Throughout the early 2000s, the Oscars red carpet was just as much of a style spectacle as it is today—yet it felt even more theatrical, thanks to the live fashion commentary of late comedian Joan Rivers on the E! network. Dissecting the A-list stars are they arrived—and what designs they were sporting—Rivers and her daughter, Melissa, brought candid (and often unfiltered) thoughts to our television screens. “Who are you wearing?,” Rivers would scream out to them, in her signature no-fuss delivery.
Much has been said about Rivers’s Oscars interviewing technique over the years, of course. Many have found the star’s fixation on fashion to be vapid—even igniting the #AskHerMore movement in 2015, which encouraged red carpet hosts to pose more critical questions to women about their film roles, and less inquiries about what they were wearing. But to me, Rivers’s style questions have always been for the fashion fans; She treated what stars wore seriously, wanting to know the inspirations behind a garment, and why they were attracted to it. Fashion is form of self-expression—is it really vapid to ask celebrities about their clothes when they’ve spent so much time deliberating and choosing what to wear? It’s art!

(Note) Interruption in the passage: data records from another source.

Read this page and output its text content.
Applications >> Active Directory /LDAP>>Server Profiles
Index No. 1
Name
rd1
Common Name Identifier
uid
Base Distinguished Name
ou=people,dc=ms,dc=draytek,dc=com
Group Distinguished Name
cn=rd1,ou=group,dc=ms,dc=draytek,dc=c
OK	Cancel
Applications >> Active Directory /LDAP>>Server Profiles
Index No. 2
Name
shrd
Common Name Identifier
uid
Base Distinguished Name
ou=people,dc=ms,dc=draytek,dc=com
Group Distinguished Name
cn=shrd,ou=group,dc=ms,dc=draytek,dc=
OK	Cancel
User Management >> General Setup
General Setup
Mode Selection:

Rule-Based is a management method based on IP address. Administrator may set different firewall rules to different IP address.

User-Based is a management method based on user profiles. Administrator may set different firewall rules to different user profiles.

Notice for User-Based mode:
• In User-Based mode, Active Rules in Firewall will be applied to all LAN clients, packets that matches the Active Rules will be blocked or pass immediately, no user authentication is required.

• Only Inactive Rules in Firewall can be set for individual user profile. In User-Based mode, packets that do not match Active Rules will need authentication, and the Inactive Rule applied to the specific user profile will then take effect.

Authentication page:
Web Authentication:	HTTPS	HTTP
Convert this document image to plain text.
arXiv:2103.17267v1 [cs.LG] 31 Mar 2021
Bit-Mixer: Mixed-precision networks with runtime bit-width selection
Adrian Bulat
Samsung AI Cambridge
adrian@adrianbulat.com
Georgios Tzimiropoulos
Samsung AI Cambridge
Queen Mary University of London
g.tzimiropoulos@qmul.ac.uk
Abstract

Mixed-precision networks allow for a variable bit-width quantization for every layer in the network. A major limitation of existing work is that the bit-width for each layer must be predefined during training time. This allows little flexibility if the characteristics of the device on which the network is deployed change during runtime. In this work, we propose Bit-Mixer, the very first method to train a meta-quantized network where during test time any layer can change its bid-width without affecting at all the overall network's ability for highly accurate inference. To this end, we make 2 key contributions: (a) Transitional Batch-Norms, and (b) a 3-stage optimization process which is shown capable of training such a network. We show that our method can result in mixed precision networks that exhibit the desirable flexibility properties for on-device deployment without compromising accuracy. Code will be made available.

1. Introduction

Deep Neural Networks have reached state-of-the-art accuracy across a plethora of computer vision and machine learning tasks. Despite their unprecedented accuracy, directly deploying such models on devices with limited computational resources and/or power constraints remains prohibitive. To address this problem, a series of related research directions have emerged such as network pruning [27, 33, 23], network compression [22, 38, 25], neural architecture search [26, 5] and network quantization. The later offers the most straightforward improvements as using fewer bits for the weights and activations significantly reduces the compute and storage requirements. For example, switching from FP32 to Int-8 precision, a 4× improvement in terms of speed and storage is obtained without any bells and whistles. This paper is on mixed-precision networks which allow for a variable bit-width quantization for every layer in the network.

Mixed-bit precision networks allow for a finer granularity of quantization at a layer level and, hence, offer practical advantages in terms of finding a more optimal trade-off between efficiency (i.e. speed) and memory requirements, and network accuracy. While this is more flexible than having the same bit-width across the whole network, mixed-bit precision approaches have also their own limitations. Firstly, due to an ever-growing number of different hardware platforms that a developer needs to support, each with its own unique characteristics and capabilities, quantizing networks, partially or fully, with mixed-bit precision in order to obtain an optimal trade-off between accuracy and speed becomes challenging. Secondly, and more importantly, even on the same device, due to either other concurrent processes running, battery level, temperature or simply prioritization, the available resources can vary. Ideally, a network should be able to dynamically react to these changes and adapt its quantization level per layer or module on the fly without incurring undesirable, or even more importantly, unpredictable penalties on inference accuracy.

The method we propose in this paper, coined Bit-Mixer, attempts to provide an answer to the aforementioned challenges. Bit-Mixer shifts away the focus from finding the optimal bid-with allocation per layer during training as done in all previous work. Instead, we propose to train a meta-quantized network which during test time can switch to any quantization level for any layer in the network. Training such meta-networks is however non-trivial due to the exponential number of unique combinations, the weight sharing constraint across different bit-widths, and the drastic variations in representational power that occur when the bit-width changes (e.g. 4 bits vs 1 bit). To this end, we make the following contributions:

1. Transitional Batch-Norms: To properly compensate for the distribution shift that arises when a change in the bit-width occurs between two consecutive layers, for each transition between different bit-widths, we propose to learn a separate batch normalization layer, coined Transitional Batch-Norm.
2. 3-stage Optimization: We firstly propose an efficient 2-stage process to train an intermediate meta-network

But I digress. I also miss Rivers’s completely-unfiltered interviews. Yes, sometimes they were problematic; She once asked Julia Roberts, “do you diet?” and also asked Nicole Kidman, “Do you ever think people don’t respect you because you’re pretty?” I don’t miss her exact line of questioning, but I do miss her willingness to think outside of the box, and get unexpected moments with celebrities outside of the same canned five questions reporters recycle. Plus, she was a comedian: it’s was her job to provoke.